Adrian masuk ke dalam mobil. Putranya sudah meringkuk di kursi belakang. Ia tersenyum, merasa benar-benar bahagia. Kendatipun sudah sangat terlambat, tapi bersyukur karena masih bisa merasakan kembali momen seperti ini. Saat ini Deva mungkin belum bisa ikut, tetapi semoga diperjalanan berikutnya wanita itu sudah bergabung bersama mereka.

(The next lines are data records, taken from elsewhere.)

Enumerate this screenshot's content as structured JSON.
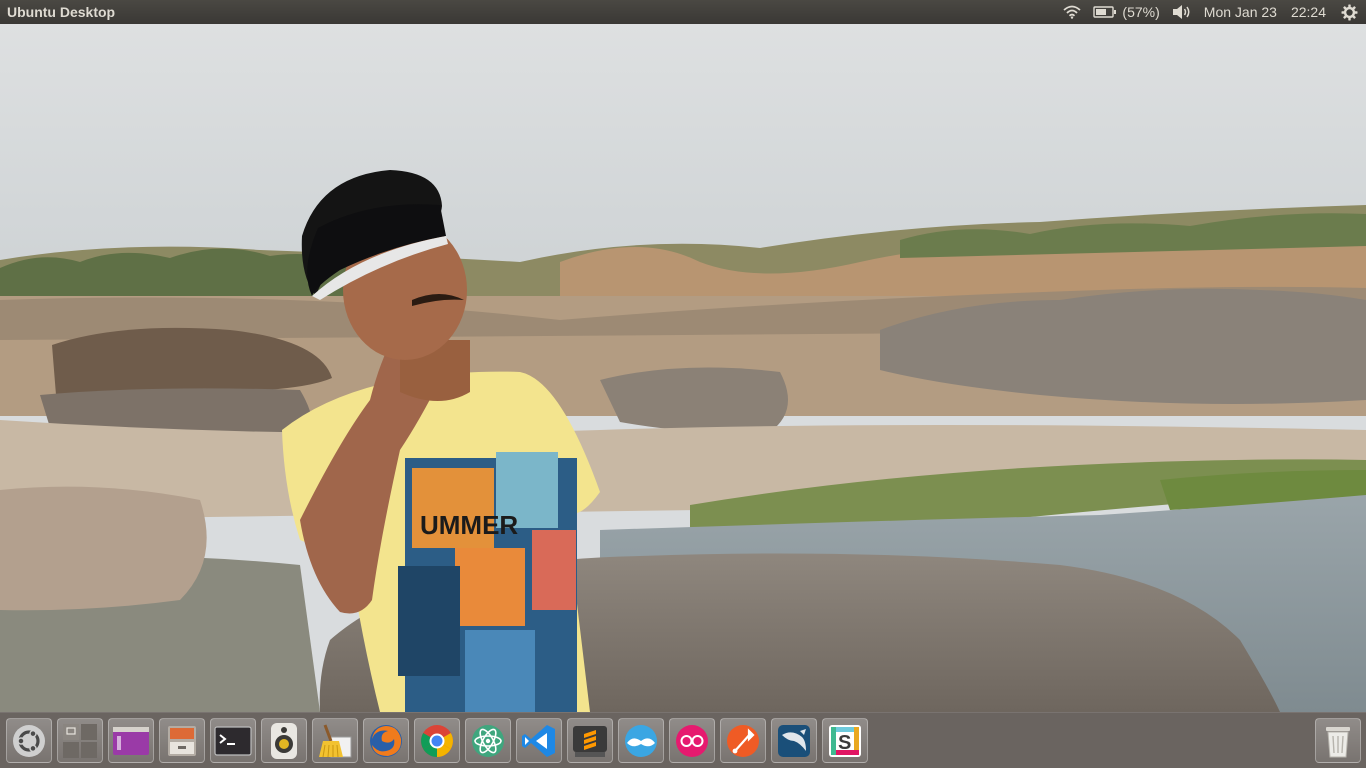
{
  "panel": {
    "app_title": "Ubuntu Desktop",
    "battery_percent": "(57%)",
    "date": "Mon Jan 23",
    "time": "22:24",
    "wifi_icon": "wifi-icon",
    "battery_icon": "battery-icon",
    "volume_icon": "volume-icon",
    "session_icon": "gear-icon"
  },
  "launcher": {
    "items": [
      {
        "name": "dash-button",
        "icon": "ubuntu-logo-icon"
      },
      {
        "name": "workspace-switcher",
        "icon": "workspace-grid-icon"
      },
      {
        "name": "emulator-window",
        "icon": "window-purple-icon"
      },
      {
        "name": "files",
        "icon": "file-cabinet-icon"
      },
      {
        "name": "terminal",
        "icon": "terminal-icon"
      },
      {
        "name": "rhythmbox",
        "icon": "speaker-icon"
      },
      {
        "name": "bleachbit",
        "icon": "broom-icon"
      },
      {
        "name": "firefox",
        "icon": "firefox-icon"
      },
      {
        "name": "chrome",
        "icon": "chrome-icon"
      },
      {
        "name": "atom",
        "icon": "atom-icon"
      },
      {
        "name": "vscode",
        "icon": "vscode-icon"
      },
      {
        "name": "sublime-text",
        "icon": "sublime-icon"
      },
      {
        "name": "franz",
        "icon": "mustache-icon"
      },
      {
        "name": "flickr",
        "icon": "flickr-icon"
      },
      {
        "name": "postman",
        "icon": "postman-icon"
      },
      {
        "name": "mysql-workbench",
        "icon": "dolphin-icon"
      },
      {
        "name": "slack",
        "icon": "slack-icon"
      }
    ],
    "trash_icon": "trash-icon"
  },
  "colors": {
    "panel_bg": "#3c3b37",
    "panel_text": "#dfdbd2",
    "launcher_bg": "#4a423c",
    "ubuntu_orange": "#dd4814"
  }
}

Pintu penumpang di samping kemudi terbuka. Banyu masuk setelah mengantar Ane ke parkiran mobil. “Banyu bilang juga apa,” ocehnya ketika melihat Bayu tidur di belakang.
“Nggak usah diganggu. Kamu tidur juga kalau mau.” Adrian menjalankan mobil.

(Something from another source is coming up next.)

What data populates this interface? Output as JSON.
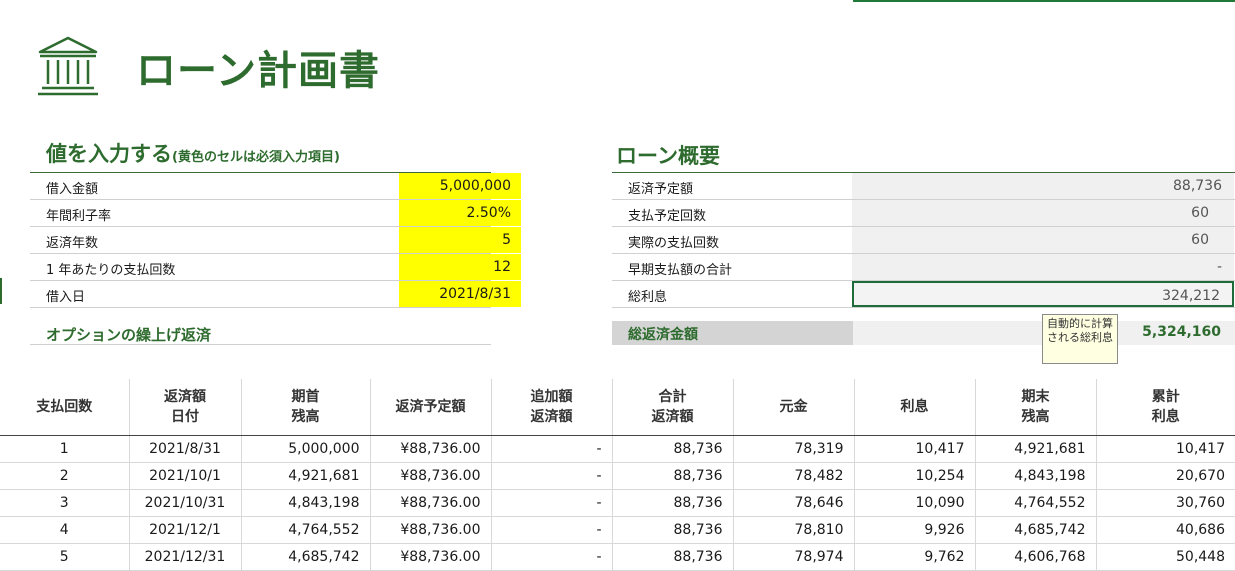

“Parfum lo nyengat banget, Nyu.” Suara serak dari belakang terdengar. Meski matanya tertutup rapat. “Pasti nggak mandi.”
Banyu tertawa. “Kayak lo mandi aja. Iler lo tuh, masih nempel. Gue nggak mandi tapi cuci muka, sikat gigi, terus nyisir.”
Bayu akhirnya membuka mata. Entah Banyu memang ingin mengatakannya atau ingin mengejek. Dari sudut penglihatannya rambut Banyu memang tetap rapi seperti biasa. “Rambut lo kok rapi? Kan, nggak mandi,” gerutunya.
“Emang kenapa?” Banyu berbalik, tersenyum miring. “Gue emang udah dilahirin jadi gini. Nggak kayak lo, Brother. Makanya sekali-kali lo baca majalah remaja atau fashion. Jangan buku-buku yang buat otak lo kelilit.”
Sekonyong-konyong jawaban Sara terlintas di pikirannya. Membuat Bayu memberenggut samar. “Menarik apanya,” gumamnya kesal.
“Gue emang menarik, Bay,” balas Banyu yang ternyata masih mendengar suara kecil saudaranya.
Bayu terdiam. Bukan merasa kalah, tapi memang tidak ingin berdebat. Ia tidak peduli dengan apa yang saudaranya katakan, tentang majalah atau fashion apalah itu. Buku-buku yang dibacanya tidak salah. Ia menikmatinya dengan sangat. “Ayah.” panggil Bayu pelan.
“Hm.”
“Lo mau ngaduh sama Ayah?” ejek Banyu.
“Bayu ngerokok,” akunya. Matanya mantap langit-langit mobil menunggu reaksi sang ayah.
“Ayah tahu. Anak cowok kan kadang suka coba-coba. Tapi kalian harus tahu kapan waktunya berhenti. But, no drugs please. Ayah benci banget yang kayak gitu. Bukannya Ayah senang kamu cutting, tapi seenggaknya kemarin kamu nggak make. Ayah bersyukur banget.” Suara Adrian terdengar sendu.
“Bunda bakal ikut pengobatan lagi?” tanya Banyu. Pandangannya mengarah ke luar jendela. “Bunda nggak bakal sembuh kalo dibiarin kayak gitu.”
Adrian sudah memikirkan itu, hanya belum tahu bagaimana menyampaikannya pada Deva. “Bunda harus ikut pengobatan lagi. Lebih cepat lebih baik.”
Bayu menghela napas. “Kasihan Bunda.” Apapun bentuk dari pengobatan itu, sangat tidak mudah. Mereka harus menggali semua luka, lalu mengobatinya perlahan. Ketika berbaikan dengan sang ayah, luka-lukanya mengering dengan sendirinya. Namun, luka ibunya lebih banyak, sembuh pun akan butuh waktu lama.
“Mulai sekarang kita harus hidup baik-baik. Ayah janji bakal buat Bunda ikut ke perjalanan kita selanjutnya.” Adrian tersenyum, meski pikirannya masih ragu.
“Gue udah nggak sabar jalan-jalan ke Amerika bareng Bunda,” kata Banyu tersenyum semringah. Membayangkan keluarga mereka kembali utuh. Seutuh-utuhnya.
“Lo nggak usah jengukin gue.”
“Bokis lo, ah. Lo pasti bakal kangen sama gue, Bay. Itu udah jadi harga mati. Dan selama lo pergi, gue janji bakalan jagain Sara buat lo.”
Kalau saja tidak ada sang ayah, Bayu bisa saja menendang kepala Banyu dengan kaki panjangnya. Apalagi posisinya sangat bisa untuk melakukan itu.
“Kok Sara nggak pernah lagi main ke rumah?” timpal Adrian. Tidak peduli dengan reaksi putranya di belakang. Wajah selalu datar itu memberenggut keras.